The fruit retails for around $1000 a kilo, meaning if I want to use it all year round, it must be stored somehow.
In the past, a whole day was spent picking the individual caviar granules out of the fruit, making a blood lime jelly and then drying the remaining skins.
Due to the size of the caviar granules and the amount that needed to be preserved, my hands cramped in pain by the end of that day.
Nowadays, the fruit is just stored, cut in half and covered with sugar in a No. 31 Vacola jar.
The jar usually sits on the side bench, being topped up whenever extra blood limes have been picked and no-one is going to eat them.
At this time of the year, the blood lime has flowered and is covered with centimetre-sized fruit, which is nowhere near ready to eat.
On Sunday, seven people came for lunch, which required seven blood limes to be squeezed on top of the white peach palate cleanser.
And that jar of blood limes was going to come in handy.
I’d just need to find it.
There isn’t just one No. 31 Vacola jar with something stored in it on the side bench; there are ones with garlic flowers, strawberries soaking in last year’s liquor, homemade mulberry mead, and many other food experiments that might one day be needed.
It wasn’t there, so where is my jar?
Opening the Vacola jar cupboard, there are 86 No. 31s, 64 No. 27s, 37 No. 20s and a couple of 14s all empty, ready for this season of preserving, but no jar of blood limes.
As the Vacola jar cupboard is full, the bookshelf, the official Vacola jar overflow, is also completely packed with No. 65s, No. 31s, some even in amber, No. 27s and the No. 36s that may never get used, but still no jar No. 31 of blood limes.

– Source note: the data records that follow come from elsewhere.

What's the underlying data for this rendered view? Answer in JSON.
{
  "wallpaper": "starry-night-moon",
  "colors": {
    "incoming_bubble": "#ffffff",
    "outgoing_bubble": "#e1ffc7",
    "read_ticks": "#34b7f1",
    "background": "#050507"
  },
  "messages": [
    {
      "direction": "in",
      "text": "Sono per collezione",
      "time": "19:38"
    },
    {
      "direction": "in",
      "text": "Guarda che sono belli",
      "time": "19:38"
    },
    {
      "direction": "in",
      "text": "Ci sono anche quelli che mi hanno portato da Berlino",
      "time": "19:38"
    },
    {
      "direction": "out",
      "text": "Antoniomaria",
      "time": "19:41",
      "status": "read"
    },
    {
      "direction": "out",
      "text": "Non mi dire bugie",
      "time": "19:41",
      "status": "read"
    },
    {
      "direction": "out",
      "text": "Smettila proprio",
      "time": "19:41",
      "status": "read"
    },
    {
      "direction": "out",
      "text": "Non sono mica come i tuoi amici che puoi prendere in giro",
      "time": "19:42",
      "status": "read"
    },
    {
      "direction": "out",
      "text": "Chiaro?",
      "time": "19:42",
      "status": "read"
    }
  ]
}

Next to the microwave, where the Vacola jars that don’t fit in the cupboard or bookshelf end up after coming out of the dishwasher, there is no jar of blood limes there either.
Maybe they had been taken to the food studio and used for lunch.
It wasn’t on the shelves above the cook top or the wall of preserves.
The next stop was the storeroom, where 37 No. 31 jars of last year's blood plums were still on the shelves, but why would it be there?
I’m going to check anyway, just in case.
This No. 31 Vacola jar was nowhere to be found, so a lap of everywhere was done again, just in case it was overlooked, put in a safe place and forgotten where.
This No. 31 Vacola jar of blood limes has to be somewhere.
When the other half came in, he also did a lap looking for it.
Then, after counting all the Vacola jars and opening all the cupboards, the image of where the No. 31 Vacola jar with blood limes in it popped into my head.
It went in the pot of marmalade when cleaning out the freezer to prepare for this year’s harvest.
At least now we all know how many Vacola jars are in the cupboard (and on the bookcase, on the bench, and in the storeroom) before this year's preserving season starts.